2008 Joint Meeting of The Geological Society of America, Soil Science Society of America, American Society of Agronomy, Crop Science Society of America, Gulf Coast Association of Geological Societies with the Gulf Coast Section of SEPM

Paper No. 10
Presentation Time: 10:15 AM

Large-Scale, Tectonic Controls on the Origin of Paleozoic, Black-Shale, Source-Rock Basins in the Appalachian Foreland-Basin Region

ETTENSOHN, Frank R., Department of Earth and Environmental Sciences, University of Kentucky, 101 Slone Building, Lexington, KY 40506, fettens@uky.edu

Black shales are common lithologies in the Appalachian Basin, ranging from Middle Ordovician to Pennsylvanian in age.
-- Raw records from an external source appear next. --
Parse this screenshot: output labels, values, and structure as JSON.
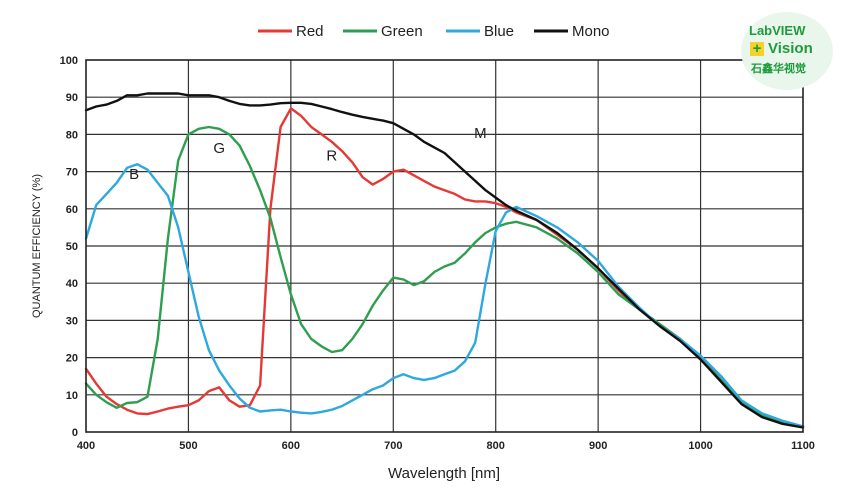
{
  "chart_data": {
    "type": "line",
    "title": "",
    "xlabel": "Wavelength [nm]",
    "ylabel": "QUANTUM EFFICIENCY (%)",
    "xlim": [
      400,
      1100
    ],
    "ylim": [
      0,
      100
    ],
    "xticks": [
      400,
      500,
      600,
      700,
      800,
      900,
      1000,
      1100
    ],
    "yticks": [
      0,
      10,
      20,
      30,
      40,
      50,
      60,
      70,
      80,
      90,
      100
    ],
    "grid": true,
    "legend_position": "top-center",
    "series": [
      {
        "name": "Red",
        "color": "#e53935",
        "tag": "R",
        "tag_at": [
          640,
          73
        ],
        "points": [
          [
            400,
            17
          ],
          [
            410,
            13
          ],
          [
            420,
            9.5
          ],
          [
            430,
            7.5
          ],
          [
            440,
            6
          ],
          [
            450,
            5
          ],
          [
            460,
            4.8
          ],
          [
            470,
            5.5
          ],
          [
            480,
            6.3
          ],
          [
            490,
            6.8
          ],
          [
            500,
            7.2
          ],
          [
            510,
            8.5
          ],
          [
            520,
            11
          ],
          [
            530,
            12
          ],
          [
            540,
            8.5
          ],
          [
            550,
            6.8
          ],
          [
            560,
            7.2
          ],
          [
            570,
            12.5
          ],
          [
            580,
            60
          ],
          [
            590,
            82
          ],
          [
            600,
            87
          ],
          [
            610,
            85
          ],
          [
            620,
            82
          ],
          [
            630,
            80
          ],
          [
            640,
            78
          ],
          [
            650,
            75.5
          ],
          [
            660,
            72.5
          ],
          [
            670,
            68.5
          ],
          [
            680,
            66.5
          ],
          [
            690,
            68
          ],
          [
            700,
            70
          ],
          [
            710,
            70.5
          ],
          [
            720,
            69
          ],
          [
            730,
            67.5
          ],
          [
            740,
            66
          ],
          [
            750,
            65
          ],
          [
            760,
            64
          ],
          [
            770,
            62.5
          ],
          [
            780,
            62
          ],
          [
            790,
            62
          ],
          [
            800,
            61.5
          ],
          [
            810,
            60.5
          ],
          [
            820,
            59
          ],
          [
            840,
            57
          ],
          [
            860,
            53
          ],
          [
            880,
            49
          ],
          [
            900,
            44
          ],
          [
            920,
            38
          ],
          [
            940,
            33
          ],
          [
            960,
            29
          ],
          [
            980,
            25
          ],
          [
            1000,
            20
          ],
          [
            1020,
            14
          ],
          [
            1040,
            8
          ],
          [
            1060,
            4.5
          ],
          [
            1080,
            2.5
          ],
          [
            1100,
            1.5
          ]
        ]
      },
      {
        "name": "Green",
        "color": "#2e9e4f",
        "tag": "G",
        "tag_at": [
          530,
          75
        ],
        "points": [
          [
            400,
            13
          ],
          [
            410,
            10
          ],
          [
            420,
            8
          ],
          [
            430,
            6.5
          ],
          [
            440,
            7.8
          ],
          [
            450,
            8
          ],
          [
            460,
            9.5
          ],
          [
            470,
            25
          ],
          [
            480,
            52
          ],
          [
            490,
            73
          ],
          [
            500,
            80
          ],
          [
            510,
            81.5
          ],
          [
            520,
            82
          ],
          [
            530,
            81.5
          ],
          [
            540,
            80
          ],
          [
            550,
            77
          ],
          [
            560,
            71.5
          ],
          [
            570,
            65
          ],
          [
            580,
            57.5
          ],
          [
            590,
            47
          ],
          [
            600,
            37
          ],
          [
            610,
            29
          ],
          [
            620,
            25
          ],
          [
            630,
            23
          ],
          [
            640,
            21.5
          ],
          [
            650,
            22
          ],
          [
            660,
            25
          ],
          [
            670,
            29
          ],
          [
            680,
            34
          ],
          [
            690,
            38
          ],
          [
            700,
            41.5
          ],
          [
            710,
            41
          ],
          [
            720,
            39.5
          ],
          [
            730,
            40.5
          ],
          [
            740,
            43
          ],
          [
            750,
            44.5
          ],
          [
            760,
            45.5
          ],
          [
            770,
            48
          ],
          [
            780,
            51
          ],
          [
            790,
            53.5
          ],
          [
            800,
            55
          ],
          [
            810,
            56
          ],
          [
            820,
            56.5
          ],
          [
            840,
            55
          ],
          [
            860,
            52
          ],
          [
            880,
            48
          ],
          [
            900,
            43
          ],
          [
            920,
            37
          ],
          [
            940,
            33
          ],
          [
            960,
            29
          ],
          [
            980,
            25
          ],
          [
            1000,
            19.5
          ],
          [
            1020,
            14
          ],
          [
            1040,
            8
          ],
          [
            1060,
            4.5
          ],
          [
            1080,
            2.5
          ],
          [
            1100,
            1.5
          ]
        ]
      },
      {
        "name": "Blue",
        "color": "#2ea8df",
        "tag": "B",
        "tag_at": [
          447,
          68
        ],
        "points": [
          [
            400,
            52
          ],
          [
            410,
            61
          ],
          [
            420,
            64
          ],
          [
            430,
            67
          ],
          [
            440,
            71
          ],
          [
            450,
            72
          ],
          [
            460,
            70.5
          ],
          [
            470,
            67
          ],
          [
            480,
            63.5
          ],
          [
            490,
            55
          ],
          [
            500,
            43
          ],
          [
            510,
            31
          ],
          [
            520,
            22
          ],
          [
            530,
            16.5
          ],
          [
            540,
            12.5
          ],
          [
            550,
            9
          ],
          [
            560,
            6.5
          ],
          [
            570,
            5.5
          ],
          [
            580,
            5.8
          ],
          [
            590,
            6
          ],
          [
            600,
            5.5
          ],
          [
            610,
            5.2
          ],
          [
            620,
            5
          ],
          [
            630,
            5.4
          ],
          [
            640,
            6
          ],
          [
            650,
            7
          ],
          [
            660,
            8.5
          ],
          [
            670,
            10
          ],
          [
            680,
            11.5
          ],
          [
            690,
            12.5
          ],
          [
            700,
            14.5
          ],
          [
            710,
            15.5
          ],
          [
            720,
            14.5
          ],
          [
            730,
            14
          ],
          [
            740,
            14.5
          ],
          [
            750,
            15.5
          ],
          [
            760,
            16.5
          ],
          [
            770,
            19
          ],
          [
            780,
            24
          ],
          [
            790,
            40
          ],
          [
            800,
            54
          ],
          [
            810,
            59
          ],
          [
            820,
            60.5
          ],
          [
            840,
            58
          ],
          [
            860,
            55
          ],
          [
            880,
            51
          ],
          [
            900,
            46
          ],
          [
            920,
            39
          ],
          [
            940,
            33.5
          ],
          [
            960,
            28.5
          ],
          [
            980,
            25
          ],
          [
            1000,
            20.5
          ],
          [
            1020,
            15
          ],
          [
            1040,
            8.5
          ],
          [
            1060,
            5
          ],
          [
            1080,
            3
          ],
          [
            1100,
            1.5
          ]
        ]
      },
      {
        "name": "Mono",
        "color": "#111111",
        "tag": "M",
        "tag_at": [
          785,
          79
        ],
        "points": [
          [
            400,
            86.5
          ],
          [
            410,
            87.5
          ],
          [
            420,
            88
          ],
          [
            430,
            89
          ],
          [
            440,
            90.5
          ],
          [
            450,
            90.5
          ],
          [
            460,
            91
          ],
          [
            470,
            91
          ],
          [
            480,
            91
          ],
          [
            490,
            91
          ],
          [
            500,
            90.5
          ],
          [
            510,
            90.5
          ],
          [
            520,
            90.5
          ],
          [
            530,
            90
          ],
          [
            540,
            89
          ],
          [
            550,
            88.2
          ],
          [
            560,
            87.8
          ],
          [
            570,
            87.8
          ],
          [
            580,
            88
          ],
          [
            590,
            88.4
          ],
          [
            600,
            88.5
          ],
          [
            610,
            88.5
          ],
          [
            620,
            88.2
          ],
          [
            630,
            87.5
          ],
          [
            640,
            86.8
          ],
          [
            650,
            86
          ],
          [
            660,
            85.3
          ],
          [
            670,
            84.7
          ],
          [
            680,
            84.2
          ],
          [
            690,
            83.7
          ],
          [
            700,
            83
          ],
          [
            710,
            81.5
          ],
          [
            720,
            80
          ],
          [
            730,
            78
          ],
          [
            740,
            76.5
          ],
          [
            750,
            75
          ],
          [
            760,
            72.5
          ],
          [
            770,
            70
          ],
          [
            780,
            67.5
          ],
          [
            790,
            65
          ],
          [
            800,
            63
          ],
          [
            810,
            61
          ],
          [
            820,
            59.5
          ],
          [
            840,
            57
          ],
          [
            860,
            53.5
          ],
          [
            880,
            49
          ],
          [
            900,
            44
          ],
          [
            920,
            38.5
          ],
          [
            940,
            33
          ],
          [
            960,
            28.5
          ],
          [
            980,
            24.5
          ],
          [
            1000,
            19.5
          ],
          [
            1020,
            13.5
          ],
          [
            1040,
            7.5
          ],
          [
            1060,
            4
          ],
          [
            1080,
            2.2
          ],
          [
            1100,
            1.2
          ]
        ]
      }
    ]
  },
  "watermark": {
    "line1": "LabVIEW",
    "plus": "+",
    "line2": "Vision",
    "line3": "石鑫华视觉"
  }
}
Dark coloration indicates greater-than-normal amounts of organic matter, making many of these shales hydrocarbon source beds, or reservoir rocks when fractured. Organic matter in these shales may comprise up to 20 % by weight, and distinctive lithology makes mapping their distribution in time and space relatively easy.

These shales are parts of third- and fourth-order, unconformity-bound cycles that are thought to be flexural, foreland-basin manifestations of distinct episodes of tectonism, called tectophases, during an orogeny. The black shales reflect deposition during rapid, loading-related subsidence in early parts of each tectophase, and hence, track the progress of orogeny in time and space. Included fossils and bentonites, moreover, provide ages for the shales. Thirteen black-shale units, representing 13 tectophase cycles during four major orogenies are recorded in the Appalachian Basin. During the Taconian, Salinic, and Acadian, subduction-type orogenies, deeper water, open-marine, black shales were characteristic of the foreland basins, and today, these shales are major hydrocarbon source and reservoir rocks in the Appalachian Basin and adjacent parts of the craton in central and eastern United States. During the final Alleghanian collisional orogeny, however, two final tectophases are represented by shallow-water, terrestrial or marginal-marine dark shales, which are not good source rocks and reflect a change in tectonic style and the presence of secondary, glacio-eustatic influences.

As hydrocarbon source and reservoir rocks, foreland-basin black shales are clearly the product of distinctive tectonic frameworks and histories. The models applied here have also proven useful in understanding black shales from other U.S. foreland basins and from foreland basins in Europe, South America, and Asia. Aside from the potential economic value of these shales, they may provide additional controls on the timing and location of related tectonic events.